The second reason Moses declined is because he understood. He understood that he was just like the rest of us, and any fresh start would be a temporary solution. None of us can pull off the ideal. He made a good call; he was excluded from the Promised Land along with the rest a little later on. The truth is that fresh starts don’t produce utopia because of the fallen-factor. However much we might resist the thought, miracles are in and of themselves only temporary fixes. Tomb-exiting Lazarus is not still alive today. Winning the lotto destroys many lives. New jobs don’t always work out, new cities become old, and new cars fender-bend just as well as the old ones.
Thank God for miracles, but the new birth is much more. Being born again is a permanent solution. It is much more than a fresh start. It is a new beginning; a re-defining; an altogether-other intervention. Praise God for miracles, but the engine-room of transformation is not the fresh start but the new beginning! This is so, because, rather than settle for a change of circumstances, the new birth produces a brand new you!
This new beginning was not an option for Moses – the New Covenant had not yet been cut; the Spirit had not yet been given in fullness; union with Christ and regeneration was yet come.
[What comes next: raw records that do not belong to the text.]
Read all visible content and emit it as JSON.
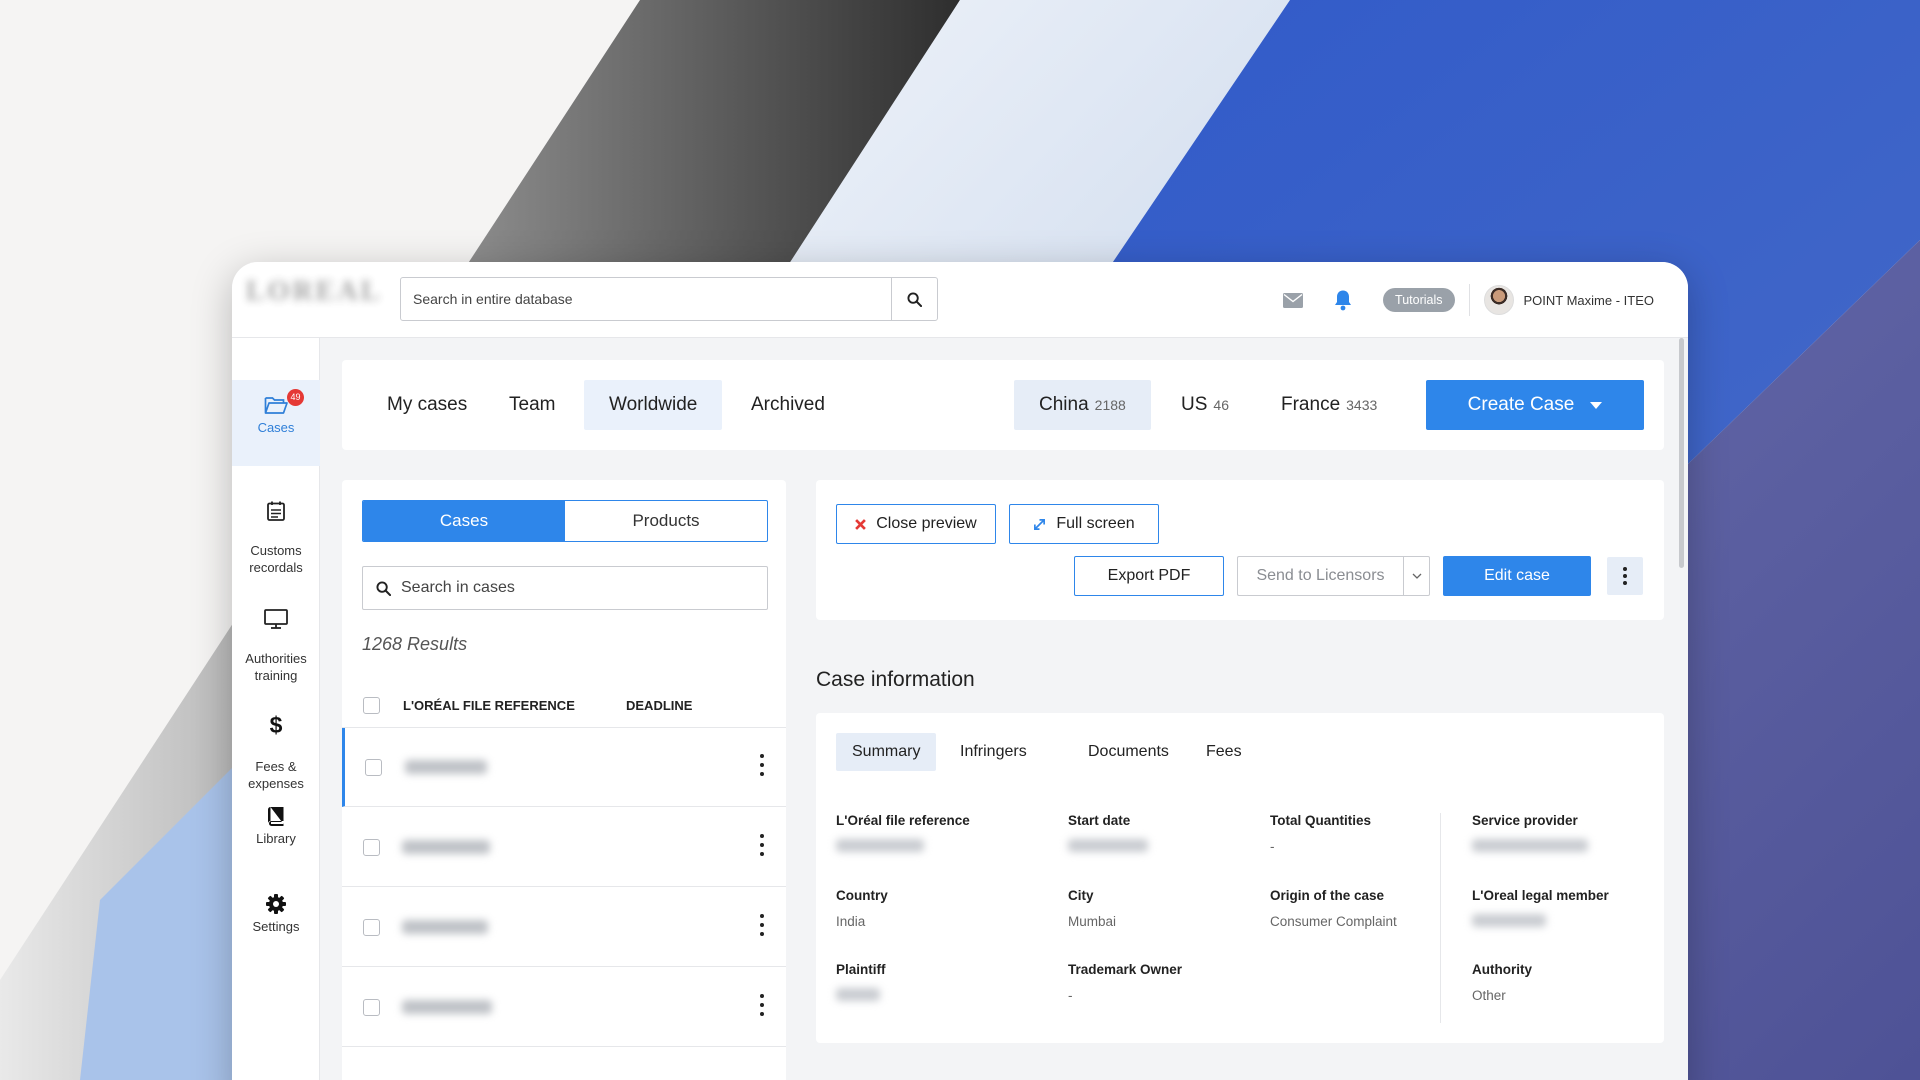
{
  "header": {
    "search_placeholder": "Search in entire database",
    "tutorials_label": "Tutorials",
    "user_name": "POINT Maxime - ITEO"
  },
  "sidebar": {
    "items": [
      {
        "label": "Cases",
        "icon": "folder-open-icon",
        "badge": "49",
        "active": true
      },
      {
        "label": "Customs\nrecordals",
        "icon": "calendar-list-icon"
      },
      {
        "label": "Authorities\ntraining",
        "icon": "monitor-icon"
      },
      {
        "label": "Fees &\nexpenses",
        "icon": "dollar-icon"
      },
      {
        "label": "Library",
        "icon": "book-icon"
      },
      {
        "label": "Settings",
        "icon": "gear-icon"
      }
    ]
  },
  "scope_tabs": [
    {
      "label": "My cases"
    },
    {
      "label": "Team"
    },
    {
      "label": "Worldwide",
      "active": true
    },
    {
      "label": "Archived"
    }
  ],
  "countries": [
    {
      "name": "China",
      "count": "2188",
      "active": true
    },
    {
      "name": "US",
      "count": "46"
    },
    {
      "name": "France",
      "count": "3433"
    }
  ],
  "create_case_label": "Create Case",
  "list": {
    "segment": {
      "cases": "Cases",
      "products": "Products",
      "active": "Cases"
    },
    "search_placeholder": "Search in cases",
    "results": "1268 Results",
    "columns": {
      "ref": "L'ORÉAL FILE REFERENCE",
      "deadline": "DEADLINE"
    }
  },
  "preview_actions": {
    "close_preview": "Close preview",
    "full_screen": "Full screen",
    "export_pdf": "Export PDF",
    "send_to_licensors": "Send to Licensors",
    "edit_case": "Edit case"
  },
  "case_information": {
    "title": "Case information",
    "tabs": [
      "Summary",
      "Infringers",
      "Documents",
      "Fees"
    ],
    "active_tab": "Summary",
    "fields": {
      "file_reference": {
        "label": "L'Oréal file reference"
      },
      "start_date": {
        "label": "Start date"
      },
      "total_quantities": {
        "label": "Total Quantities",
        "value": "-"
      },
      "service_provider": {
        "label": "Service provider"
      },
      "country": {
        "label": "Country",
        "value": "India"
      },
      "city": {
        "label": "City",
        "value": "Mumbai"
      },
      "origin": {
        "label": "Origin of the case",
        "value": "Consumer Complaint"
      },
      "legal_member": {
        "label": "L'Oreal legal member"
      },
      "plaintiff": {
        "label": "Plaintiff"
      },
      "trademark_owner": {
        "label": "Trademark Owner",
        "value": "-"
      },
      "authority": {
        "label": "Authority",
        "value": "Other"
      }
    }
  },
  "colors": {
    "accent": "#2e86ea",
    "badge": "#e53935",
    "bg_blue": "#3a5fc0",
    "bg_violet": "#5a5c9e"
  }
}
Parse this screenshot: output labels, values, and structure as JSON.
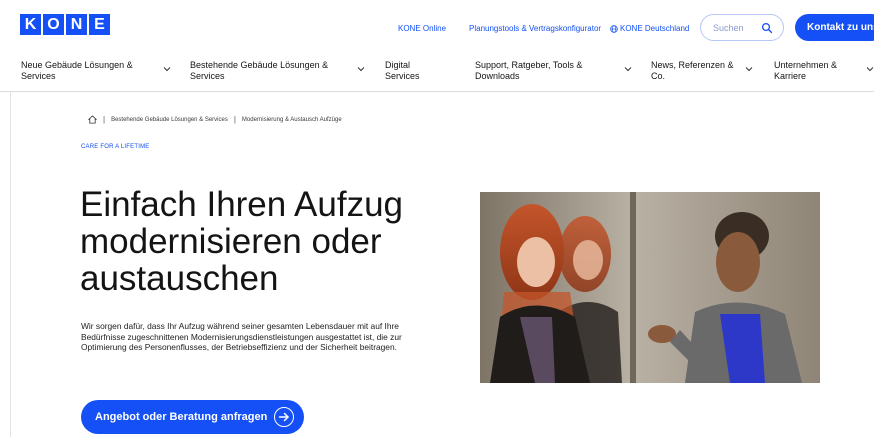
{
  "brand": {
    "logo_letters": [
      "K",
      "O",
      "N",
      "E"
    ],
    "color": "#1450f5"
  },
  "utility_links": {
    "kone_online": "KONE Online",
    "planning_tools": "Planungstools & Vertragskonfigurator",
    "country": "KONE Deutschland"
  },
  "search": {
    "placeholder": "Suchen"
  },
  "contact_button": "Kontakt zu uns",
  "nav": {
    "items": [
      {
        "line1": "Neue Gebäude Lösungen &",
        "line2": "Services",
        "has_dropdown": true
      },
      {
        "line1": "Bestehende Gebäude Lösungen &",
        "line2": "Services",
        "has_dropdown": true
      },
      {
        "line1": "Digital",
        "line2": "Services",
        "has_dropdown": false
      },
      {
        "line1": "Support, Ratgeber, Tools &",
        "line2": "Downloads",
        "has_dropdown": true
      },
      {
        "line1": "News, Referenzen &",
        "line2": "Co.",
        "has_dropdown": true
      },
      {
        "line1": "Unternehmen &",
        "line2": "Karriere",
        "has_dropdown": true
      }
    ]
  },
  "breadcrumb": {
    "items": [
      "Bestehende Gebäude Lösungen & Services",
      "Modernisierung & Austausch Aufzüge"
    ]
  },
  "hero": {
    "eyebrow": "CARE FOR A LIFETIME",
    "headline": "Einfach Ihren Aufzug modernisieren oder austauschen",
    "description": "Wir sorgen dafür, dass Ihr Aufzug während seiner gesamten Lebensdauer mit auf Ihre Bedürfnisse zugeschnittenen Modernisierungsdienstleistungen ausgestattet ist, die zur Optimierung des Personenflusses, der Betriebseffizienz und der Sicherheit beitragen.",
    "cta": "Angebot oder Beratung anfragen"
  }
}
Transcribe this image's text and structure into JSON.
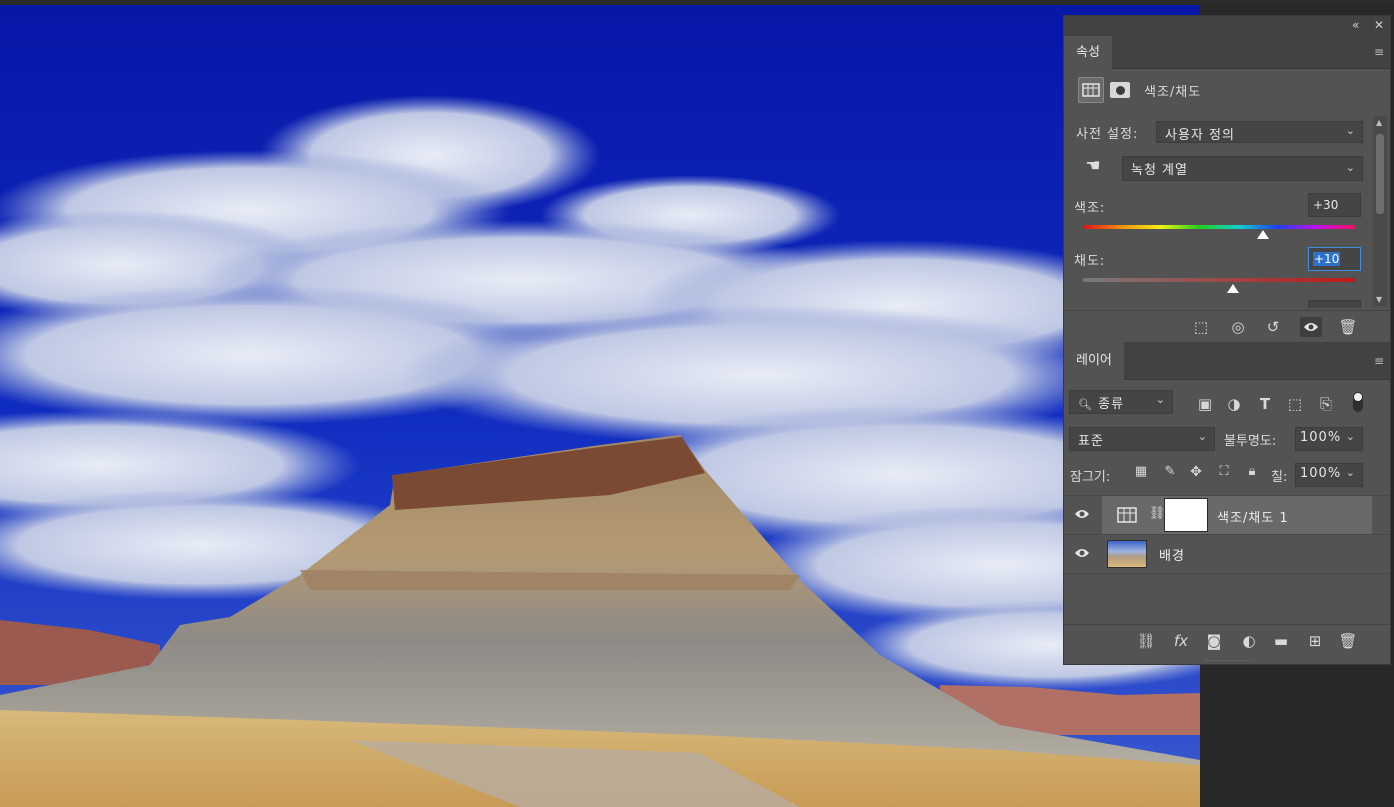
{
  "window_controls": {
    "collapse": "«",
    "close": "✕"
  },
  "properties": {
    "tab_label": "속성",
    "adjustment_title": "색조/채도",
    "preset_label": "사전 설정:",
    "preset_value": "사용자 정의",
    "channel_value": "녹청 계열",
    "hue_label": "색조:",
    "hue_value": "+30",
    "saturation_label": "채도:",
    "saturation_value": "+10",
    "hue_thumb_level": 0.66,
    "saturation_thumb_level": 0.55
  },
  "layers": {
    "tab_label": "레이어",
    "filter_kind": "종류",
    "blend_mode": "표준",
    "opacity_label": "불투명도:",
    "opacity_value": "100%",
    "lock_label": "잠그기:",
    "fill_label": "칠:",
    "fill_value": "100%",
    "items": [
      {
        "name": "색조/채도 1",
        "selected": true
      },
      {
        "name": "배경",
        "selected": false
      }
    ]
  },
  "colors": {
    "accent": "#2d72c8",
    "panel_bg": "#535353",
    "selected_layer": "#696969"
  }
}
It was not yet an option for Moses, but it is our reality. The new beginning that was beyond Moses was in reach of Jesus, who began anew for Adam, and in so doing began anew for all of us. In Christ, we are new creations. We have been made new! Miracles deal with symptoms; the new birth deals with underlying causes. Fresh starts are great – they intervene in our circumstances; new beginnings are even greater – they transform us. Miracles bless us; the new birth makes us blessed.
You might need a miracle today. Many of us need a few. Let’s ask God for them and believe for them without apology. But let’s not lose sight of the fact that we are already a new beginning. This is who we are! All the time. Because we are new, every situation and circumstance is already infused with hope. Because we are new, every day is a new day. In making us new, God has already made up His mind about us. He has plans for us, and His are good plans.